Holocaust survivor Helen Sperling related her story to Colgate University students and faculty for the twenty-eighth time in as many years Tuesday night, emphasizing the “righteous” potential in each individual.
“My name is Helen Sperling,” she began frankly. “I’m a Jew, and I’m a survivor of the Holocaust.”
Sperling, who received an honorary doctorate from Colgate, grew up in a small Polish town 27 miles from Warsaw and was interned at Ravensbr??ck and Auschwitz.
Through newspapers, radio and refugee testimony, members of her community knew full well what was happening in nearby Germany from 1933 on, but they felt no responsibility to intervene, she said, drawing a comparison to the contemporary practice of watching events unfold on television without reacting fully.
“Nobody took [Hitler] seriously,” she said.
Sperling’s talk did not focus on stunning numbers or obviously devastating events, such as the loss of her parents and much of her family. Deceptively small things, like uprooted lilac bushes and using a blanket that belonged to a deceased child, figured strongly into her narrative.
“The first tragedy of the Holocaust was when somebody you knew your whole life … pointed you out and said, ‘She is a Jew,’ knowing full well you were going to be killed,” Sperling said.
She said that “6 million Jews” or “1.5 million children under the age of 12” sound like mere numbers.
First, she held up two framed pictures. “This is my mother,” she said. “This is my father. They are not numbers.”
Then, she told the audience to someday go to Auschwitz and look at the bins where personal belongings were stockpiled.
“Take one of the child’s toys, not with your head or with your hands, but with your heart,” she said. “Put it in the arms of a child who you love.

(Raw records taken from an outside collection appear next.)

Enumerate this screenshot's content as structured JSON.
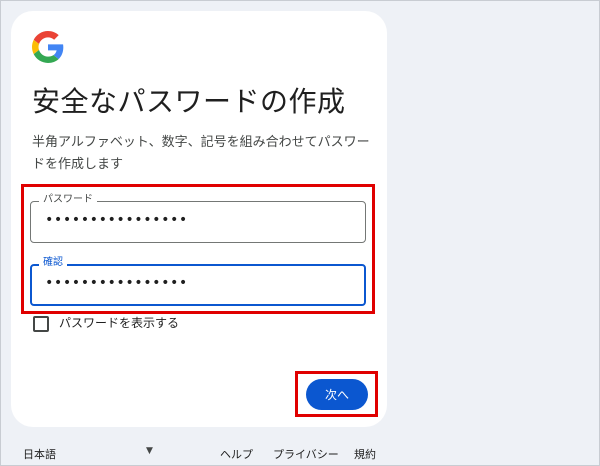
{
  "page": {
    "title": "安全なパスワードの作成",
    "subtitle": "半角アルファベット、数字、記号を組み合わせてパスワードを作成します"
  },
  "logo": {
    "name": "google-logo",
    "colors": [
      "#4285f4",
      "#34a853",
      "#fbbc05",
      "#ea4335"
    ]
  },
  "form": {
    "password": {
      "label": "パスワード",
      "value": "••••••••••••••••"
    },
    "confirm": {
      "label": "確認",
      "value": "••••••••••••••••"
    },
    "show_password": {
      "label": "パスワードを表示する",
      "checked": false
    },
    "next_button": "次へ"
  },
  "footer": {
    "language": "日本語",
    "language_icon": "caret-down-icon",
    "help": "ヘルプ",
    "privacy": "プライバシー",
    "terms": "規約"
  },
  "colors": {
    "accent": "#0b57d0",
    "highlight": "#e00000",
    "background": "#eef1f6",
    "card": "#ffffff"
  }
}
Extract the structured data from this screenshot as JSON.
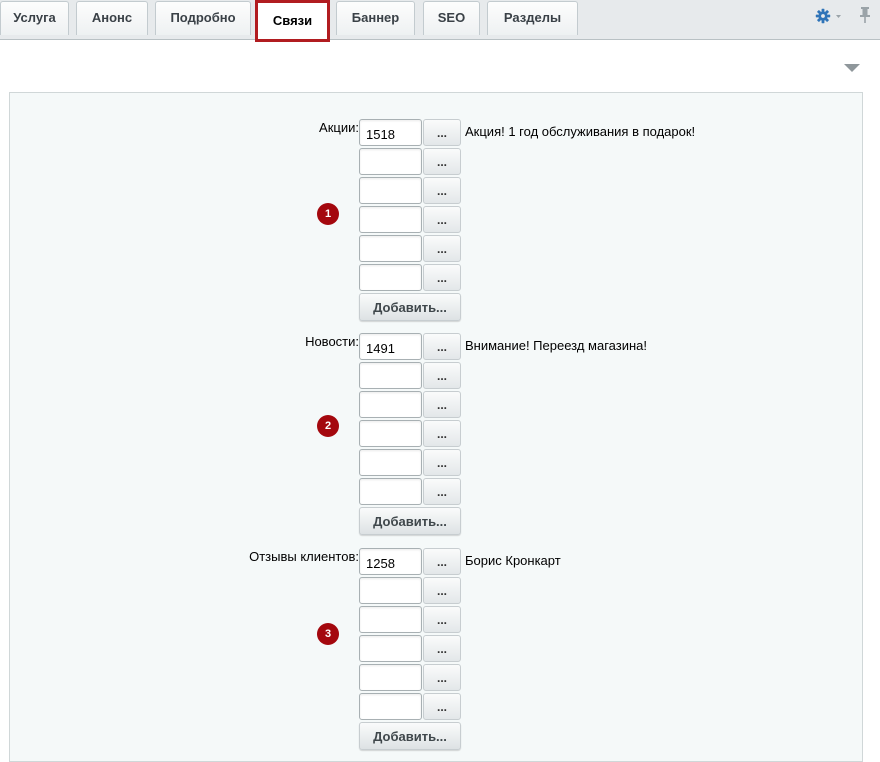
{
  "tabs": [
    {
      "label": "Услуга"
    },
    {
      "label": "Анонс"
    },
    {
      "label": "Подробно"
    },
    {
      "label": "Связи",
      "active": true
    },
    {
      "label": "Баннер"
    },
    {
      "label": "SEO"
    },
    {
      "label": "Разделы"
    }
  ],
  "toolbar": {
    "settings_icon": "gear-icon",
    "pin_icon": "pin-icon",
    "collapse_icon": "triangle-down-icon"
  },
  "picker_label": "...",
  "add_label": "Добавить...",
  "colors": {
    "active_tab_border": "#b11c20",
    "badge": "#a4080e",
    "gear": "#2f74b8"
  },
  "groups": [
    {
      "label": "Акции:",
      "badge": "1",
      "rows": [
        {
          "value": "1518",
          "name": "Акция! 1 год обслуживания в подарок!"
        },
        {
          "value": "",
          "name": ""
        },
        {
          "value": "",
          "name": ""
        },
        {
          "value": "",
          "name": ""
        },
        {
          "value": "",
          "name": ""
        },
        {
          "value": "",
          "name": ""
        }
      ]
    },
    {
      "label": "Новости:",
      "badge": "2",
      "rows": [
        {
          "value": "1491",
          "name": "Внимание! Переезд магазина!"
        },
        {
          "value": "",
          "name": ""
        },
        {
          "value": "",
          "name": ""
        },
        {
          "value": "",
          "name": ""
        },
        {
          "value": "",
          "name": ""
        },
        {
          "value": "",
          "name": ""
        }
      ]
    },
    {
      "label": "Отзывы клиентов:",
      "badge": "3",
      "rows": [
        {
          "value": "1258",
          "name": "Борис Кронкарт"
        },
        {
          "value": "",
          "name": ""
        },
        {
          "value": "",
          "name": ""
        },
        {
          "value": "",
          "name": ""
        },
        {
          "value": "",
          "name": ""
        },
        {
          "value": "",
          "name": ""
        }
      ]
    }
  ]
}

Then know – don’t imagine, but know – that that child will be dead in 15 minutes and a little bit of ash in an hour.”
Sperling told stories of people being truncheoned to death, having to choose between eating or having toilet paper, standing for days in filthy train cars with no food or water, wishing inhuman medical experiments on others rather than themselves and, finally, reasserting their pride by little acts of sabotage and resolve.
“Despite all the cruelty, I was lucky enough to see humanity,” she said. “You cannot believe how people drag other people not to die.”
She emphasized the power of the individual who is willing to risk his or her own life for the dignity or survival of others.
However, the time since liberation has not been all optimism for Sperling.
“The worst thing that has happened to survivors is that the world has not learned a lesson,” she said, and told a story of her adopted daughter, Franny, coming home from school crying at the age of eight because someone had called her a “dirty Jew.”
This was the incident that inspired Sperling to begin telling her story and to continue for 40 years since.
Sperling closed with the Hasidic concept of the Lamedvavniks, 36 righteous people said to exist in every generation who keep the world safe. She said that part of this doctrine states that nobody knows who the Lamedvavniks are, and that she takes this to mean that anybody, even oneself, could be one of these people entrusted with saving the world.
To the crowd’s applause, Sperling stood and held out her arms.
“I don’t need an applause,” she said. “I need a hug.”
The majority of audience members made their way to the front to embrace Sperling. When one student came away from the hug with tears in her eyes, Sperling took the student’s face in her hands gently.
“Don’t cry. Go and save the world,” she said.